Морлан нахмурил косматые сизые брови и проговорил себе под нос, но вполне слышно:

– Обидно говоришь, государь, никто мене ленью не пенял.

А глаза опустил, ишь-ты, обиделся, с виду космач лесной, а, поди ты, как красна девка обижается.

Мне захотелось рявкнуть на них, обнахалившихся мастеров, требующих невесть что от царя, но я давно научился сдерживать гнев и ярость.

– А я и не говорил, что это ты ленив, – опустив глаза, негромко сказал я, чтобы огонь ярости не вылетел из моих глаз и не ударил в Морлана, – не сам, думается, ты решил ко мне явиться, товарищи тебя послали, вот среди них лентяев и ищи. А тебя я всегда как самого лучшего мастера почитал, ты знаешь.

Это правда, шкуры я покупал только у Морлана.

Он поклонился, оценив верно и сдержанность мою и к себе отношение.

– Так всё, государь, а только странно как-то слишком много стали покупать купцы иноземные. Никогда ране столько не покупали. Куды они везуть энто всё?

Вот над этими словами я задумался и через пару недель позволил поднять цены для иноземных покупателей и оставить прежними для своих, то есть для всех приморских. На том остались довольны наши мастера.

Длинный день я оканчивал, как и прежде, посещая перед сном отца. И хотя я был над всеми и над ним тоже, как над царём Авгалла, здесь я по-прежнему оставался его наследником, его сыном, Мареем-царевичем, став для всех Могулом…

Он не слишком постарел за прошедшие годы, будто замер в некоем неопределённом возрасте. Теперь он никого не звал больше по вечерам, кроме меня. Все мои братья и сёстры давно уже ушли из дворца, сестры вышли замуж, и младшая умерла родами три года назад, а братья жили теперь по всем берегам приморья, уехав в имения своих жён, которых поначалу выбирала матушка, а потом я, постаравшись найти таких, кто удержит в узде моих глупых и склонных к нехорошим развлечениям братцев. А потому все они жили теперь под толстыми каблуками своих сильных жён очень спокойно и даже благообразно. Полагаю, были они вполне счастливы и даже многодетны. Так что внуков у моего отца было такое множество, что он не помнил даже их имён. Об этом он и сказал сейчас, смеясь.

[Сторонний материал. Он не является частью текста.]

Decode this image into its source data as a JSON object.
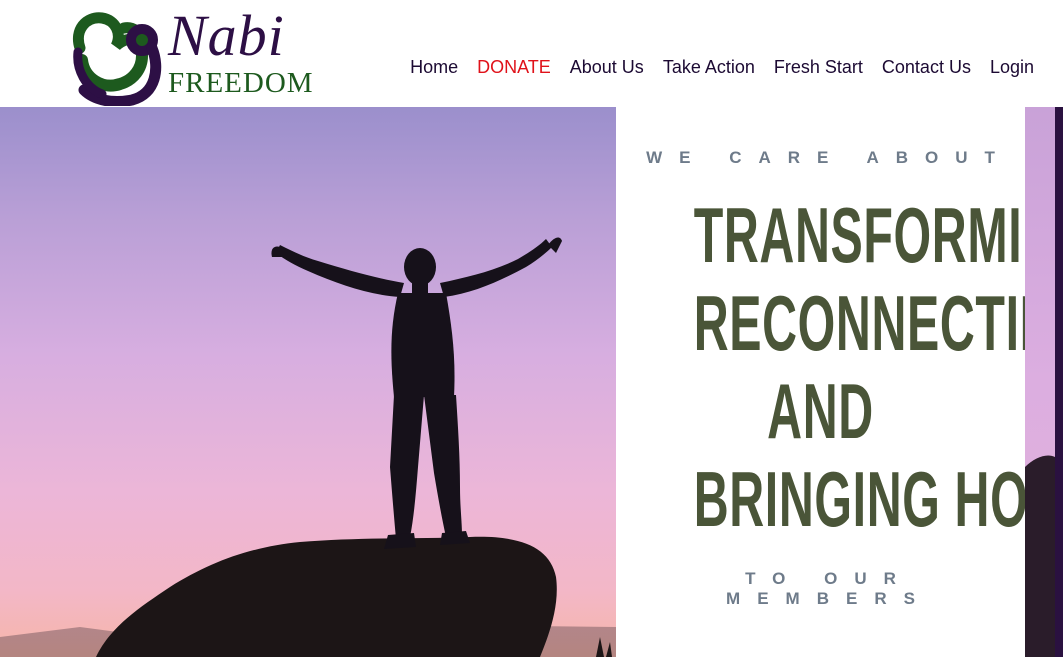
{
  "header": {
    "logo": {
      "title": "Nabi",
      "subtitle": "FREEDOM",
      "mark_colors": {
        "green": "#1d5a1e",
        "purple": "#2d0f45"
      }
    },
    "nav": [
      {
        "label": "Home"
      },
      {
        "label": "DONATE",
        "color": "#e0121a"
      },
      {
        "label": "About Us"
      },
      {
        "label": "Take Action"
      },
      {
        "label": "Fresh Start"
      },
      {
        "label": "Contact Us"
      },
      {
        "label": "Login"
      }
    ]
  },
  "hero": {
    "tagline_top": "WE CARE ABOUT",
    "headline_lines": [
      "TRANSFORMING,",
      "RECONNECTING,",
      "AND",
      "BRINGING HOPE"
    ],
    "tagline_bottom": "TO OUR MEMBERS",
    "headline_color": "#4a5538",
    "tagline_color": "#6e7b8a"
  }
}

– Это хорошо, батюшка, – сказал я, – разве нет? Ведь это значит, что Боги благоволят нашему роду.

Он кивнул:

– Это верно, конечно. Вот только… Пора бы мне уже на тот свет, а что-то позабыли меня Боги.

Я налил вина в кубки, из белых роз хорошее вино сделали в этом году. Сладкое, душистое, светло-золотое. Орехи прошлогодние пока, засахаренные, а ягоды уже этого года, тоже в медовой пудре. Эти разговоры отец вёл время от времени, будто нарываясь на похвалу с моей стороны и уверения, что он вовсе не стар, что по-прежнему ясен его ум и тверда рука, что было правдой.

– Зато девицы не позабыли, – усмехнулся я, намекая, что совсем недавно он взял себе наложницей молодую вдову, красивую грудастую синеокую Кису, так и звали её за кошачью повадку.

Но отец лишь отмахнулся:

– Это так, от холоду, Марей-царевич, – сказал он. – Одному-то знаешь как тоскливо бессонными ночами… А читать глаза не дают, совсем слеп стал на мелкие энти буквицы…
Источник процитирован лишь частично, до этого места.